= CFI TV =

French-based pan-African television network

CFI TV was a French-based pan-African television network catering largely to the Françafrique region. It existed from 5 July 1999 to 31 December 2003 and was operated by the French media cooperation agency CFI. The network was available terrestrially in most of the countries where it operated.

After a shortage of funds, CFI TV shut down and was replaced by TV5 Afrique on its terrestrial network.

==History==
CFI announced in May 1999 that it would launch a network for Africa; broadcasts began on 5 July of that year. By November, CFI was favourable in launching its channel on DStv, in opposition to ATV, as the second French channel on the package.

In 2000, the channel started airing the Burkinabé comedy The Bobodioufs. On 7 April, Le SAT (Satellite Afrique Télévision) was sold to CFI TV.

In June 2002, the channel started carrying 12 Minutes Afrique, which CFI produced and TV5 also aired. Under this arrangement, the editions were uploaded on TV5's website at 9pm UTC every evening, after the airing on CFI TV (8:45pm UTC).
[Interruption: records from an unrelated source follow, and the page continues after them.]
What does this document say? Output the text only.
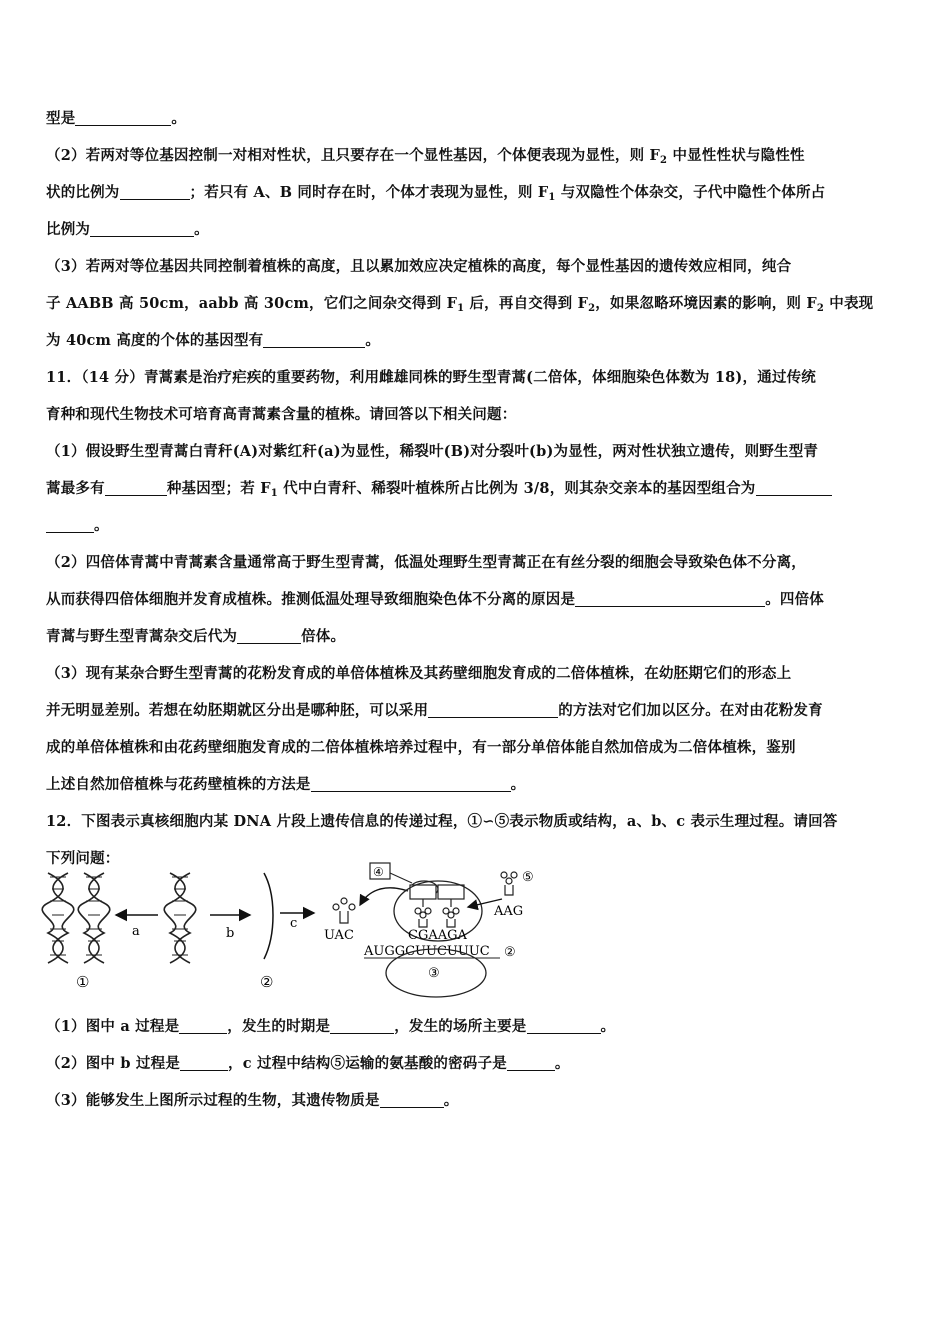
型是	。
（2）若两对等位基因控制一对相对性状，且只要存在一个显性基因，个体便表现为显性，则 $F_2$ 中显性性状与隐性性
状的比例为	；若只有 A、B 同时存在时，个体才表现为显性，则 $F_1$ 与双隐性个体杂交，子代中隐性个体所占
比例为	。
（3）若两对等位基因共同控制着植株的高度，且以累加效应决定植株的高度，每个显性基因的遗传效应相同，纯合
子 AABB 高 50cm，aabb 高 30cm，它们之间杂交得到 $F_1$ 后，再自交得到 $F_2$，如果忽略环境因素的影响，则 $F_2$ 中表现
为 40cm 高度的个体的基因型有	。
11．（14 分）青蒿素是治疗疟疾的重要药物，利用雌雄同株的野生型青蒿(二倍体，体细胞染色体数为 18)，通过传统
育种和现代生物技术可培育高青蒿素含量的植株。请回答以下相关问题：
（1）假设野生型青蒿白青秆(A)对紫红秆(a)为显性，稀裂叶(B)对分裂叶(b)为显性，两对性状独立遗传，则野生型青
蒿最多有	种基因型；若 $F_1$ 代中白青秆、稀裂叶植株所占比例为 3/8，则其杂交亲本的基因型组合为
。
（2）四倍体青蒿中青蒿素含量通常高于野生型青蒿，低温处理野生型青蒿正在有丝分裂的细胞会导致染色体不分离，
从而获得四倍体细胞并发育成植株。推测低温处理导致细胞染色体不分离的原因是	。四倍体
青蒿与野生型青蒿杂交后代为	倍体。
（3）现有某杂合野生型青蒿的花粉发育成的单倍体植株及其药壁细胞发育成的二倍体植株，在幼胚期它们的形态上
并无明显差别。若想在幼胚期就区分出是哪种胚，可以采用	的方法对它们加以区分。在对由花粉发育
成的单倍体植株和由花药壁细胞发育成的二倍体植株培养过程中，有一部分单倍体能自然加倍成为二倍体植株，鉴别
上述自然加倍植株与花药壁植株的方法是	。
12．下图表示真核细胞内某 DNA 片段上遗传信息的传递过程，①∽⑤表示物质或结构，a、b、c 表示生理过程。请回答
下列问题：
a	b
c
①	②
UAC
④
CGAAGA
AUGGCUUCUUUC ②
③
⑤
AAG
（1）图中 a 过程是	，发生的时期是	，发生的场所主要是	。
（2）图中 b 过程是	，c 过程中结构⑤运输的氨基酸的密码子是	。
（3）能够发生上图所示过程的生物，其遗传物质是	。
It was one of the eighteen television stations available on terrestrial television in Kinshasa. It and TV5, also available over-the-air, mainly attracted an upper-class audience (executives, workers, students).

===Closure===
Rumours began circulating in October 2003 that the channel was set to close by the end of the year, however CFI did not have official information on the subject. France Télévisions, CFI's primary shareholder, had nothing to say. The audience base in Françafrique was already preparing for the closure, condemning its shutdown as the channel gave more visibility for African projects. It was later revealed that CFI was working for a French counterweight to English-language world news channels, CFI 24, a concept which would later become France 24. From 2004, CFI would continue distributing programmes free of charge to African broadcasters. Finally, on 31 December 2003, CFI TV shut down for good. TV5 Afrique became responsible for managing its terrestrial footprint and some of its content, such as Club de la presse.